Most board members have been supportive of the plan to create Innovation and Horizon, but its structure has become part of a controversy. Originally, in 2017, Eliopoulos proposed a direct-style private equity investment organization similar to Canadian pension plans, which often invest in private equity directly without external general partners.

That proposal has changed to making Innovation and Horizon CalPERS-funded, but actually run by external general partners who would invest solely for CalPERS. Compensation of the investment officials of the two funds would not be disclosed and they would not be subject to public disclosure laws.

Meng told the investment committee that eventually CalPERS might be able to run its own private equity organization, but not now. He said the pension plan does not have the in-house expertise and its location in Sacramento, which is not a global financial center, would deter world-class investment professionals from joining.

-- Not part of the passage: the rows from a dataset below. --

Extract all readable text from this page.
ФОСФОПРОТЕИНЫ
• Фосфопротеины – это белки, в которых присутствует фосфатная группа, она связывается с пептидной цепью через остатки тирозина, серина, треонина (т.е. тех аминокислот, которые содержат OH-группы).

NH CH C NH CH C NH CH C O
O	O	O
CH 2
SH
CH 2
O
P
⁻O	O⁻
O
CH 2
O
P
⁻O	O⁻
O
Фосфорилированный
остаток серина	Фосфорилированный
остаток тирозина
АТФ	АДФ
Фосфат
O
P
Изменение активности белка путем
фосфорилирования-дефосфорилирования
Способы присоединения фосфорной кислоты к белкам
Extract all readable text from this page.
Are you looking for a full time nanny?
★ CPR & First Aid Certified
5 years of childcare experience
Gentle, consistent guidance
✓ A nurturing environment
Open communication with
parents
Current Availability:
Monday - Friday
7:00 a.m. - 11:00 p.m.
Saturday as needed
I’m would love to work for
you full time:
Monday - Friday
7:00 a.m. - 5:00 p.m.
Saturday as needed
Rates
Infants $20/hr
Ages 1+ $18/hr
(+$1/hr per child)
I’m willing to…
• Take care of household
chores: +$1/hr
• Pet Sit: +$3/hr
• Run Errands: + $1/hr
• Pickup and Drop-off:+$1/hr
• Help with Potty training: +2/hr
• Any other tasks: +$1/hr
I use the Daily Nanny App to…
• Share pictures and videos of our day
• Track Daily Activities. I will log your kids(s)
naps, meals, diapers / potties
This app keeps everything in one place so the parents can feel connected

“I do not view that as a viable option,” he said of CalPERS running a direct private equity investment organization in the near future.

Former CalPERS board member and investment staffer J.J. Jelincic, a critic of the new private equity plan, told CIO that a lack of transparency about the planned organization is troubling. He also said CalPERS officials haven’t revealed enough specifics of the plan to make him comfortable.

“The fact that they have not defined the exact structure, makes me believe they have not thought it through,” he said.

Some CalPERS investment committee members have discussed similar concerns at public meetings, but the majority of the 13-member committee seem willing to let Meng call the shots. None have been as vocal as Jelincic, who has been a regular attendee at CalPERS meetings attacking the plan.

Jelincic also rejected Meng’s statement that CalPERS couldn’t attract the investment talent to run a direct investment program because it is located in Sacramento.

Jelincic said CalPERS investment teams could be located in cities other than Sacramento, a practice of other global pension plans, who often have offices in varied locations.

Meng rejects the transparency issues.

Meng told the investment committee and state lawmakers that the new program would be more transparent than CalPERS’s current legacy private equity funds run by general partners, and ultimately fees would be less, though he has not offered details. CalPERS generally pays a management fee of up to 2% to private equity general partners and gives up 20% of the profit.

In his discussions with the CalPERS investment committee, Meng conceded that the new private equity plans has risks and might not generate the investment returns that are anticipated. He said, however, that given CalPERS’s underfunded status and a slowing global economy that would impact investment results in a negative way, “doing nothing is not an option.”